BRAZIL - Poultry giants, Sadia and Perdigão, have both posted the third successive quarter of losses.

Perdigão SA and Sadia SA, the Brazilian food processors in takeover talks, posted losses for a third straight quarter on lower prices and rising costs, according to Bloomberg.

Perdigão's first-quarter net loss of 226 million reais (BRR; $108 million), or BRR 1.09 a share, compared with a profit of BRR 51 million, or 25 centavos, a year earlier, the Sao Paulo-based company said yesterday in a statement to Brazil's securities regulator. Sadia posted a net loss of BRR 239.2 million, compared with a profit of BRR 248.3 million.

The global financial crisis has pared family income worldwide, reducing demand for poultry from Brazil, the world's biggest exporter. Exports fell to $987.4 million in the quarter, 22 per cent lower than a year earlier, according to Brazil's Trade Ministry. Export volumes fell 3.9 per cent.

Perdigão wants to buy Sadia to become the world's largest poultry company by market value. The deal, which according to Brazilian newspaper reports could be announced this week, will generate BRR 2 billion of cost savings in distribution and production for the combined company, according to Denise Messer, an equity analyst at Brascan Corretora in Sao Paulo.

A combination of discounts to clients and rising costs for packaging and freight led to lower profit margins, Perdigão said. The quarterly results reflect a 'tumultuous international scenario', where average prices declined about 22 per cent, Perdigão said.

Sadia faced rising interest costs after borrowing money to cover losses on currency futures contracts.

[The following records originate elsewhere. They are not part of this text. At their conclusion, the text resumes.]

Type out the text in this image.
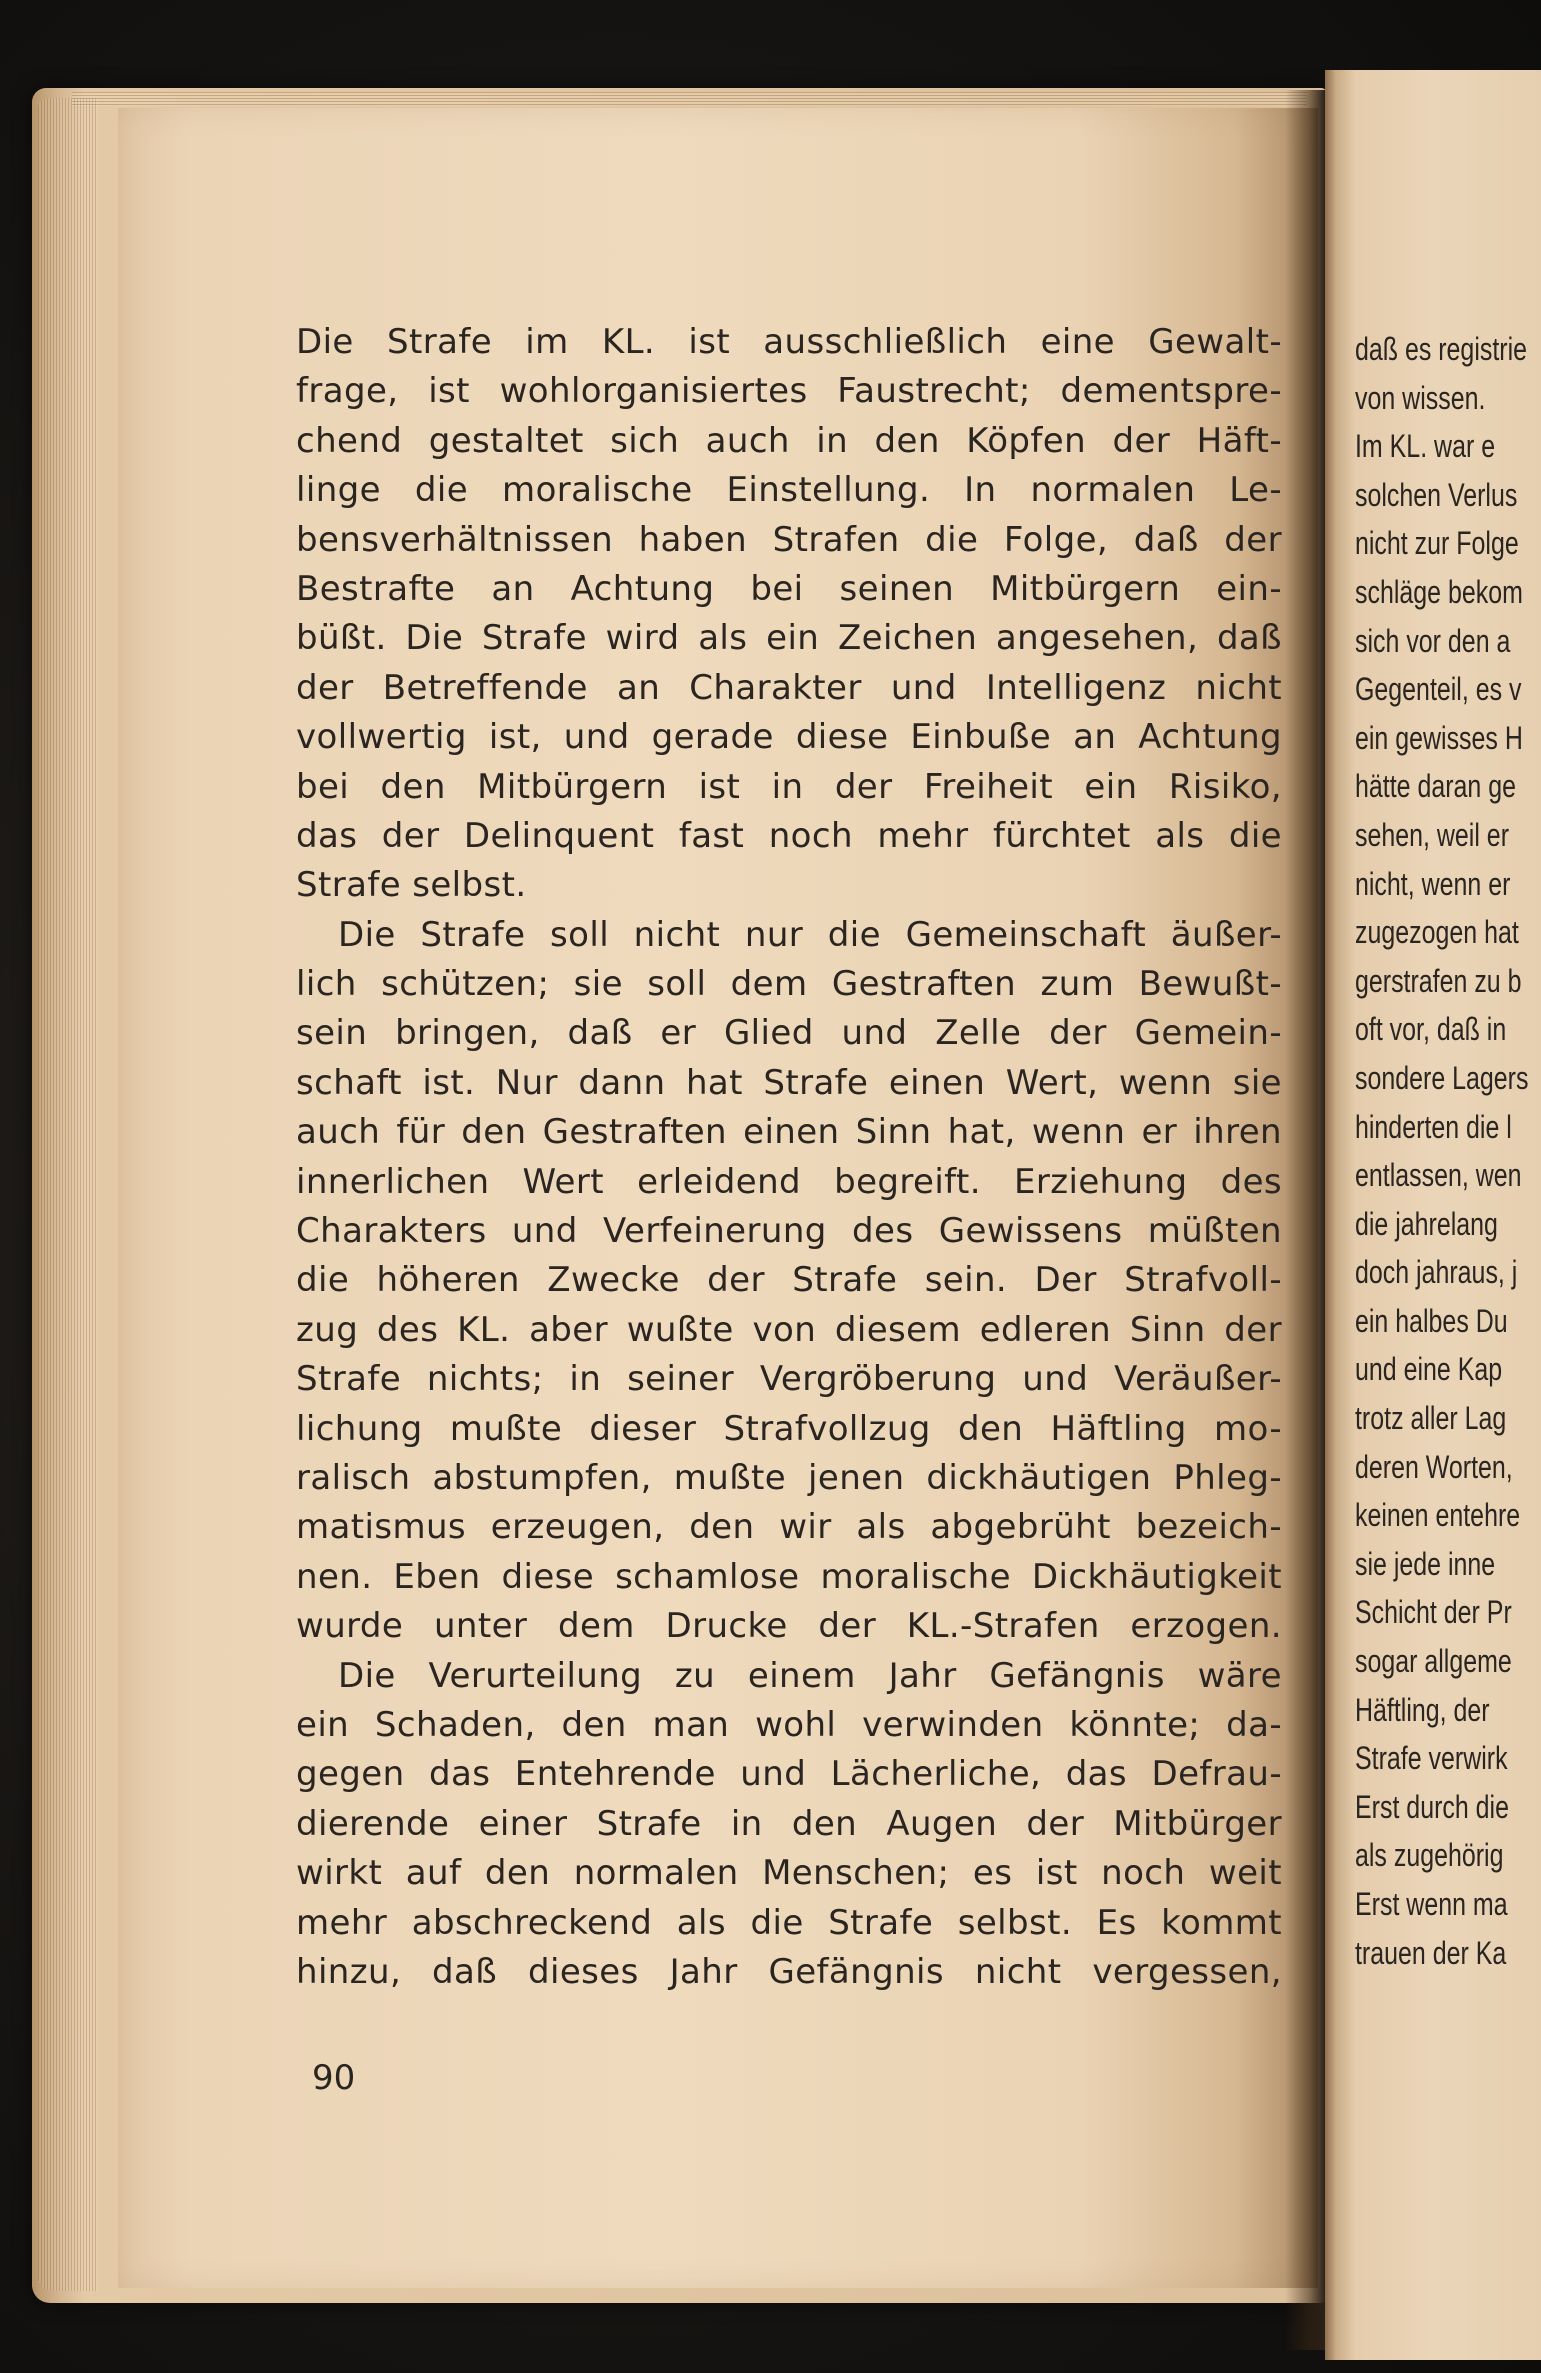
Die Strafe im KL. ist ausschließlich eine Gewalt-
frage, ist wohlorganisiertes Faustrecht; dementspre-
chend gestaltet sich auch in den Köpfen der Häft-
linge die moralische Einstellung. In normalen Le-
bensverhältnissen haben Strafen die Folge, daß der
Bestrafte an Achtung bei seinen Mitbürgern ein-
büßt. Die Strafe wird als ein Zeichen angesehen, daß
der Betreffende an Charakter und Intelligenz nicht
vollwertig ist, und gerade diese Einbuße an Achtung
bei den Mitbürgern ist in der Freiheit ein Risiko,
das der Delinquent fast noch mehr fürchtet als die
Strafe selbst.
Die Strafe soll nicht nur die Gemeinschaft äußer-
lich schützen; sie soll dem Gestraften zum Bewußt-
sein bringen, daß er Glied und Zelle der Gemein-
schaft ist. Nur dann hat Strafe einen Wert, wenn sie
auch für den Gestraften einen Sinn hat, wenn er ihren
innerlichen Wert erleidend begreift. Erziehung des
Charakters und Verfeinerung des Gewissens müßten
die höheren Zwecke der Strafe sein. Der Strafvoll-
zug des KL. aber wußte von diesem edleren Sinn der
Strafe nichts; in seiner Vergröberung und Veräußer-
lichung mußte dieser Strafvollzug den Häftling mo-
ralisch abstumpfen, mußte jenen dickhäutigen Phleg-
matismus erzeugen, den wir als abgebrüht bezeich-
nen. Eben diese schamlose moralische Dickhäutigkeit
wurde unter dem Drucke der KL.-Strafen erzogen.
Die Verurteilung zu einem Jahr Gefängnis wäre
ein Schaden, den man wohl verwinden könnte; da-
gegen das Entehrende und Lächerliche, das Defrau-
dierende einer Strafe in den Augen der Mitbürger
wirkt auf den normalen Menschen; es ist noch weit
mehr abschreckend als die Strafe selbst. Es kommt
hinzu, daß dieses Jahr Gefängnis nicht vergessen,
90
daß es registrie
von wissen.
Im KL. war e
solchen Verlus
nicht zur Folge
schläge bekom
sich vor den a
Gegenteil, es v
ein gewisses H
hätte daran ge
sehen, weil er
nicht, wenn er
zugezogen hat
gerstrafen zu b
oft vor, daß in
sondere Lagers
hinderten die l
entlassen, wen
die jahrelang
doch jahraus, j
ein halbes Du
und eine Kap
trotz aller Lag
deren Worten,
keinen entehre
sie jede inne
Schicht der Pr
sogar allgeme
Häftling, der
Strafe verwirk
Erst durch die
als zugehörig
Erst wenn ma
trauen der Ka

Financial losses were BRR 260 million in the quarter, compared with a financial gain of BRR 90.2 million a year earlier.

Derivatives expenses

Sadia booked more than BRR 3 billion of expenses related to derivatives in the second half of 2008 after Brazil's real slumped 31 per cent, continues the Bloomberg report.

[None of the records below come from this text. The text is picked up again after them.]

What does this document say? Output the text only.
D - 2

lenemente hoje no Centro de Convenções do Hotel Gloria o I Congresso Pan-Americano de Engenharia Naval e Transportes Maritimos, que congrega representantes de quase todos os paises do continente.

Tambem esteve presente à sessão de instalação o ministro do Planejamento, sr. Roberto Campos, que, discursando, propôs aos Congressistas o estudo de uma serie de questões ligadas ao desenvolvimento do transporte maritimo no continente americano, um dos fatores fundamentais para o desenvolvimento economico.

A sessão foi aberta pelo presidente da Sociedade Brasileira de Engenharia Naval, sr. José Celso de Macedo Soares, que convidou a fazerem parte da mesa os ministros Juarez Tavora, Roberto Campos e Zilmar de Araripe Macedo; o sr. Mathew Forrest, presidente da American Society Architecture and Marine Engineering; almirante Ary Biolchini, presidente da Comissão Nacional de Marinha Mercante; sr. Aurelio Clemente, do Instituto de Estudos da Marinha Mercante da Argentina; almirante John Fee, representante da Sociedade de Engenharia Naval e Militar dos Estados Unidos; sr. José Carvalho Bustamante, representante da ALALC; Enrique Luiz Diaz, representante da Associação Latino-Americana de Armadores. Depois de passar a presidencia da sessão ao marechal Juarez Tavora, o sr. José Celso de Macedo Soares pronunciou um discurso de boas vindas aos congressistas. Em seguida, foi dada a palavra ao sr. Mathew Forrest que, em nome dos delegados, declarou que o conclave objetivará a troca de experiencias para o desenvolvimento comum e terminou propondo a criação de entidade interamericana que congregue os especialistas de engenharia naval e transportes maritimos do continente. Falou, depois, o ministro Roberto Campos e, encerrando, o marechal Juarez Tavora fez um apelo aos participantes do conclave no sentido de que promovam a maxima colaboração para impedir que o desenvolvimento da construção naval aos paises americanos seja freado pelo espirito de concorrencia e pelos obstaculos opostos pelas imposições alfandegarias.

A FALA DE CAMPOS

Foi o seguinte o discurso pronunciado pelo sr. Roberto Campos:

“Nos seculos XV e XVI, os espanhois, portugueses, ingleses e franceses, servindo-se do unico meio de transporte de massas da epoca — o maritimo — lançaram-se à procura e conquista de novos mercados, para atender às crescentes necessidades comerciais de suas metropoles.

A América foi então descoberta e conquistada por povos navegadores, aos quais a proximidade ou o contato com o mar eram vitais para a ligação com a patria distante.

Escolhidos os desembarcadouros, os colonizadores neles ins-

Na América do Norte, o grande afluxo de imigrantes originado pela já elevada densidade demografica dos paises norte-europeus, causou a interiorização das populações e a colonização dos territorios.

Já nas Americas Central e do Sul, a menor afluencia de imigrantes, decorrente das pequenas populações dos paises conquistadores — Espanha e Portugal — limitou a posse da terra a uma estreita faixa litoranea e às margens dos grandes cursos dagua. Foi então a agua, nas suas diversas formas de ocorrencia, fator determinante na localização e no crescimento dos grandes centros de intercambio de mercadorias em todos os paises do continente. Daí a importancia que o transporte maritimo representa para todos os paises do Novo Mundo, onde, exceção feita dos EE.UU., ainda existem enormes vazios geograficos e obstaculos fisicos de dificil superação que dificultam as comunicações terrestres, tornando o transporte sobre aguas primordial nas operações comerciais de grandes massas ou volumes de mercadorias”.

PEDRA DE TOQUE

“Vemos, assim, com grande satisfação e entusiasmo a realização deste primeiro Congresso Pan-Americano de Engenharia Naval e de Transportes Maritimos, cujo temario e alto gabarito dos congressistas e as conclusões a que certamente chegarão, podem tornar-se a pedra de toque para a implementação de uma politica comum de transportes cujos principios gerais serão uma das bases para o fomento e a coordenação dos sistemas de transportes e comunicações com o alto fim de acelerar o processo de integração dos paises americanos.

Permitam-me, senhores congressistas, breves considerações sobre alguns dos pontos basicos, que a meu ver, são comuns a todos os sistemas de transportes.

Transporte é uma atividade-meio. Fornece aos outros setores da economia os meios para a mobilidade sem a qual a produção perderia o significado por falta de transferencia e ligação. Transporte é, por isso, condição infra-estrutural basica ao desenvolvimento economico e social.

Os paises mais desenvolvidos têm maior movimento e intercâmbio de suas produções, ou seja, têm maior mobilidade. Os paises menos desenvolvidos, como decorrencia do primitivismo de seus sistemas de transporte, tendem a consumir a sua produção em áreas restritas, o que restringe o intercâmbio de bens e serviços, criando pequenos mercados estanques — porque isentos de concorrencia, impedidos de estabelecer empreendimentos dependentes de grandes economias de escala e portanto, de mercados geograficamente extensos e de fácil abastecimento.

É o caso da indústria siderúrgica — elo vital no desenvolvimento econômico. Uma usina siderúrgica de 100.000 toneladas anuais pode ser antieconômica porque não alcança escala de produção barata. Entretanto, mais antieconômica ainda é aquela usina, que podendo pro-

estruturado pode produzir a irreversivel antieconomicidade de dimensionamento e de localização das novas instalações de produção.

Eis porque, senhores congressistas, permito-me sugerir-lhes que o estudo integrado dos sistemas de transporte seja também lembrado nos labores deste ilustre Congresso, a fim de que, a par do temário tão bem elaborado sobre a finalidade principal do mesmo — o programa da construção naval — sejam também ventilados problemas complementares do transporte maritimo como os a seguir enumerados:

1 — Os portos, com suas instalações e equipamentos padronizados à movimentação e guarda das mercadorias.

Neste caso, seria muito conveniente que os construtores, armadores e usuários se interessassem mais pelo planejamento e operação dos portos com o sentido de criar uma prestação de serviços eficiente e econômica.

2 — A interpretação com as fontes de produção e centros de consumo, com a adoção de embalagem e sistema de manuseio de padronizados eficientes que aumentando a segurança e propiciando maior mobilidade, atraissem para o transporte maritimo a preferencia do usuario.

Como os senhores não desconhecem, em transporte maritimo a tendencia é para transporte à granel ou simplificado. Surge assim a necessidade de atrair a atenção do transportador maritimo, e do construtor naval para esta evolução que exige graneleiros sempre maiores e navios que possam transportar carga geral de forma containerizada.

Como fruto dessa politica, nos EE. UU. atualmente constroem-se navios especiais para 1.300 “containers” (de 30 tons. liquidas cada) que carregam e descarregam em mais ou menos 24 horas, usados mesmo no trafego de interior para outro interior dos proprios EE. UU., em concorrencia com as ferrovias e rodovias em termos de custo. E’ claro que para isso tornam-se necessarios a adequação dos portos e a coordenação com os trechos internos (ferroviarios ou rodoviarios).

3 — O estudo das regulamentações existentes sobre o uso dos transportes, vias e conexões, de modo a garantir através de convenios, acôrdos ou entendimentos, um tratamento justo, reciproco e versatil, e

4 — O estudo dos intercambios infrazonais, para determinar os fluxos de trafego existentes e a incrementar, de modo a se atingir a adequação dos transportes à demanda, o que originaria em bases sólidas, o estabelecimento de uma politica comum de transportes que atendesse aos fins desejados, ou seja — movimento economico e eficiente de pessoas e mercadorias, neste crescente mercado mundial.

Perdigão’s cost of goods sold rose 7.4 per cent to BRR 2.07 billion, Perdigão said. The company also booked tax expenses of BRR 132 million related to the incorporation of a unit this year. The adjusted net loss was BRR 94 million, Perdigão said.

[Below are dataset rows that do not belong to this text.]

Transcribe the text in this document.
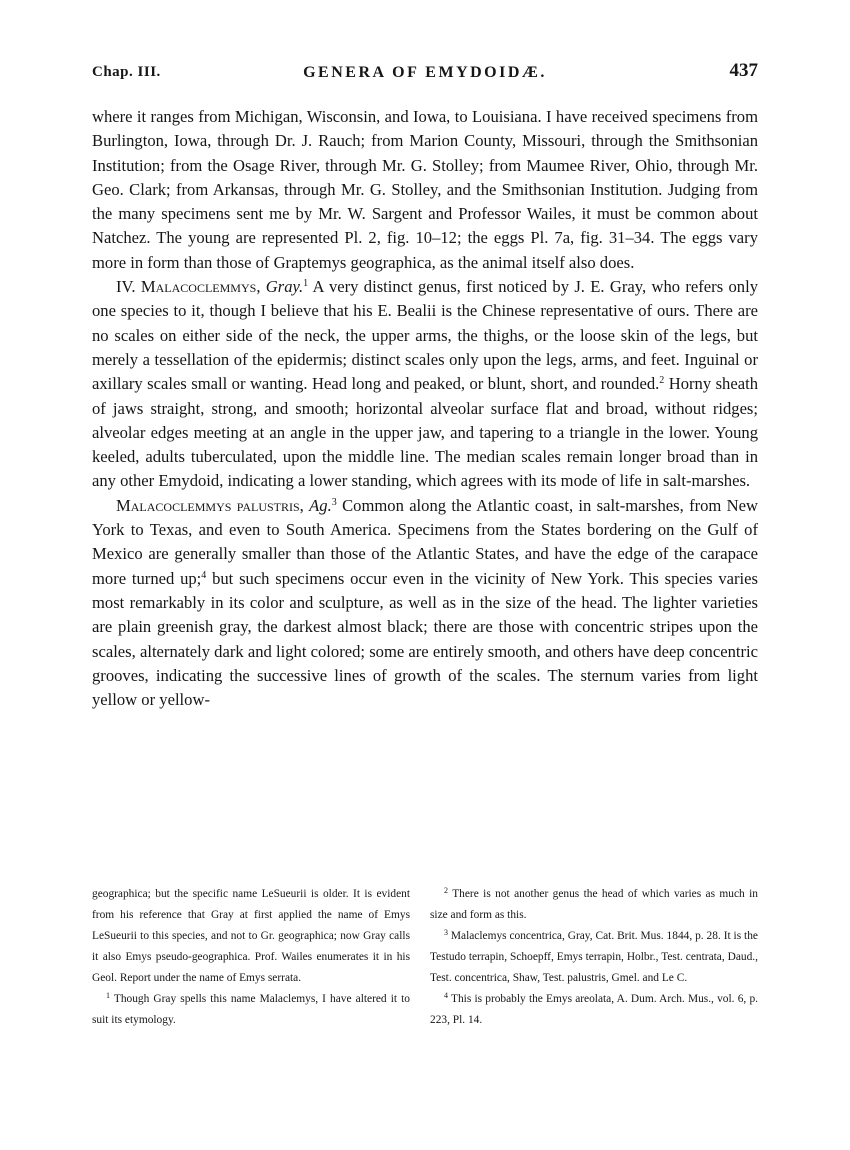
Chap. III.	GENERA OF EMYDOIDÆ.	437

where it ranges from Michigan, Wisconsin, and Iowa, to Louisiana. I have received specimens from Burlington, Iowa, through Dr. J. Rauch; from Marion County, Missouri, through the Smithsonian Institution; from the Osage River, through Mr. G. Stolley; from Maumee River, Ohio, through Mr. Geo. Clark; from Arkansas, through Mr. G. Stolley, and the Smithsonian Institution. Judging from the many specimens sent me by Mr. W. Sargent and Professor Wailes, it must be common about Natchez. The young are represented Pl. 2, fig. 10–12; the eggs Pl. 7a, fig. 31–34. The eggs vary more in form than those of Graptemys geographica, as the animal itself also does.

IV. Malacoclemmys, Gray.$^1$ A very distinct genus, first noticed by J. E. Gray, who refers only one species to it, though I believe that his E. Bealii is the Chinese representative of ours. There are no scales on either side of the neck, the upper arms, the thighs, or the loose skin of the legs, but merely a tessellation of the epidermis; distinct scales only upon the legs, arms, and feet. Inguinal or axillary scales small or wanting. Head long and peaked, or blunt, short, and rounded.$^2$ Horny sheath of jaws straight, strong, and smooth; horizontal alveolar surface flat and broad, without ridges; alveolar edges meeting at an angle in the upper jaw, and tapering to a triangle in the lower. Young keeled, adults tuberculated, upon the middle line. The median scales remain longer broad than in any other Emydoid, indicating a lower standing, which agrees with its mode of life in salt-marshes.

Malacoclemmys palustris, Ag.$^3$ Common along the Atlantic coast, in salt-marshes, from New York to Texas, and even to South America. Specimens from the States bordering on the Gulf of Mexico are generally smaller than those of the Atlantic States, and have the edge of the carapace more turned up;$^4$ but such specimens occur even in the vicinity of New York. This species varies most remarkably in its color and sculpture, as well as in the size of the head. The lighter varieties are plain greenish gray, the darkest almost black; there are those with concentric stripes upon the scales, alternately dark and light colored; some are entirely smooth, and others have deep concentric grooves, indicating the successive lines of growth of the scales. The sternum varies from light yellow or yellow-

geographica; but the specific name LeSueurii is older. It is evident from his reference that Gray at first applied the name of Emys LeSueurii to this species, and not to Gr. geographica; now Gray calls it also Emys pseudo-geographica. Prof. Wailes enumerates it in his Geol. Report under the name of Emys serrata.

$^1$ Though Gray spells this name Malaclemys, I have altered it to suit its etymology.

$^2$ There is not another genus the head of which varies as much in size and form as this.

$^3$ Malaclemys concentrica, Gray, Cat. Brit. Mus. 1844, p. 28. It is the Testudo terrapin, Schoepff, Emys terrapin, Holbr., Test. centrata, Daud., Test. concentrica, Shaw, Test. palustris, Gmel. and Le C.

$^4$ This is probably the Emys areolata, A. Dum. Arch. Mus., vol. 6, p. 223, Pl. 14.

Perdigão, founded 75 years ago by Italian immigrants to Brazil, sells products including poultry, pizza and lasagna in more than 110 countries and has more than 55,000 employees. The company's brands include the namesake Perdigão, Batavo and Perdix. Sadia, whose name in Portuguese means 'healthy',’was founded in 1944 and makes more than 2,500 types of food.